A novel label-free fluorescence aptasensor was established for the detection of dopamine based on dopamine-triggered Exonuclease III- and SYBR Green I-assisted template DNA recycling and a decrease in fluorescence. SYBR Green I was selected as the fluorescent indicator; SYBR Green I fluoresces upon binding to double stranded DNA (dsDNA). The template DNA (tDNA) was designed to contain two regions: one complementary to the complementary strand (cDNA) and the other complementary to the aptamer. Various concentrations of dopamine automatically triggered the Exonuclease III restriction digestion to release SYBR Green I. Consequently, the fluorescence signal significantly decreased. Therefore, a method for detecting the dopamine concentration was established. Polyacrylamide gel electrophoresis was also used to confirm the feasibility of the developed sensor for detecting dopamine. Under optimal conditions, the variation in fluorescence was proportional to the concentration of dopamine in the range of 1.0 × 10^-10 M to 10.0 × 10^-9 M, with a detection limit of 8.0 × 10^-11 M. The developed aptasensor showed good selectivity and was successfully applied to detect dopamine in mouse brain tissues. Due to its remarkable sensitivity and selectivity, the constructed fluorescence aptasensor was applicable not only for the routine detection of dopamine but also for diagnosing disease.

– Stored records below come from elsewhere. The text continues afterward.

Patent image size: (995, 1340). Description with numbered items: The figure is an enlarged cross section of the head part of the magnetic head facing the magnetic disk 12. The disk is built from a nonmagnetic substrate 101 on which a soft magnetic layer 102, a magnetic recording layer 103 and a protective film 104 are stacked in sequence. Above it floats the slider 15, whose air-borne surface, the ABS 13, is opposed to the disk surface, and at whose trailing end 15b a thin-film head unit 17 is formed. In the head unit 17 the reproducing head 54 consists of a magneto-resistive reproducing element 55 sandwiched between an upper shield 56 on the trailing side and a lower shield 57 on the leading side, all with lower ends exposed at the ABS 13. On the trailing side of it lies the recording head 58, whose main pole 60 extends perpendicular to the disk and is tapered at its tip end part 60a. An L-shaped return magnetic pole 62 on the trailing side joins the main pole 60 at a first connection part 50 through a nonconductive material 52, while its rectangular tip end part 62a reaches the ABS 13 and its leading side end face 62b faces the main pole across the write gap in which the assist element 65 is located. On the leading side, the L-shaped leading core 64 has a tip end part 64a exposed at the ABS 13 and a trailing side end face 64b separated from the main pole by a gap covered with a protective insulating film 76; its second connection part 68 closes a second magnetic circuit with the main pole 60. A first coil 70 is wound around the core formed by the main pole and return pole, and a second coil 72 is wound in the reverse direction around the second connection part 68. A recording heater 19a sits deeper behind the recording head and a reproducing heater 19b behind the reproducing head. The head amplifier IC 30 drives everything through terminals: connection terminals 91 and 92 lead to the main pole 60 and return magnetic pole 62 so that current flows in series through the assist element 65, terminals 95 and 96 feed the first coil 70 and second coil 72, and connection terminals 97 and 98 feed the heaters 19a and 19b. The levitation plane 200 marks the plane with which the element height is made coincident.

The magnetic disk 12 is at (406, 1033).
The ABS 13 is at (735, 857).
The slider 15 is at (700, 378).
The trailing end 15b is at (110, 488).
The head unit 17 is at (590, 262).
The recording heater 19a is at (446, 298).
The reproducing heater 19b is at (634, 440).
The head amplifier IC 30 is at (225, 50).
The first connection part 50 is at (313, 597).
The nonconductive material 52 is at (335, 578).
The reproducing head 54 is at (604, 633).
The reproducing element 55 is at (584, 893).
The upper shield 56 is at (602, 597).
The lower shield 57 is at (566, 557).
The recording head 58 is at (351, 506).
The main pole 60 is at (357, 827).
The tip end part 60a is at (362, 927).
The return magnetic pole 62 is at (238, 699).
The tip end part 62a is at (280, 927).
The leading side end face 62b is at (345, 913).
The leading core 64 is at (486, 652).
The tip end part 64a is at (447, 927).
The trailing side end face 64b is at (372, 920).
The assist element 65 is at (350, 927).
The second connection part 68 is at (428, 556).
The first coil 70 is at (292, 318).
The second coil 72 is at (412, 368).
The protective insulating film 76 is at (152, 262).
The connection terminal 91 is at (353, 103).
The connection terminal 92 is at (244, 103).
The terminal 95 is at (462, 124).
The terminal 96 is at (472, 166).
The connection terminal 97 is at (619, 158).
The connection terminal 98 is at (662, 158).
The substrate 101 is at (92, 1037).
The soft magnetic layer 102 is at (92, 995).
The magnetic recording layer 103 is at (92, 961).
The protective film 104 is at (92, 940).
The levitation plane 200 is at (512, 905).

建立了一种新型的无标记荧光适体传感器，用于基于多巴胺触发的核酸外切酶III和SYBR Green I辅助的模板DNA回收并检测荧光的降低来检测多巴胺。SYBR Green I被选为荧光指示剂；SYBR Green I与双链DNA（dsDNA）结合后发出荧光。模板DNA（tDNA）设计为包含两个区域：一个与互补链（cDNA）互补，另一个与适体互补。各种浓度的多巴胺会自动触发核酸外切酶III限制性酶切以释放SYBR GreenI。因此，荧光信号显着降低。因此，建立了一种检测多巴胺浓度的方法。聚丙烯酰胺凝胶电泳也被用于确认开发的用于检测多巴胺的传感器的可行性。在最佳条件下，荧光的变化与多巴胺的浓度成正比，范围为1.0×10^-10 M至10.0×10 ^-9 M，而为8.0×10的检测极限^-11 M的发达适体传感器表现出良好的选择性，并成功地应用于检测小鼠脑组织的多巴胺。由于其出色的灵敏度和选择性，所构建的荧光适体传感器不仅可用于多巴胺的常规检测，而且可用于疾病的诊断。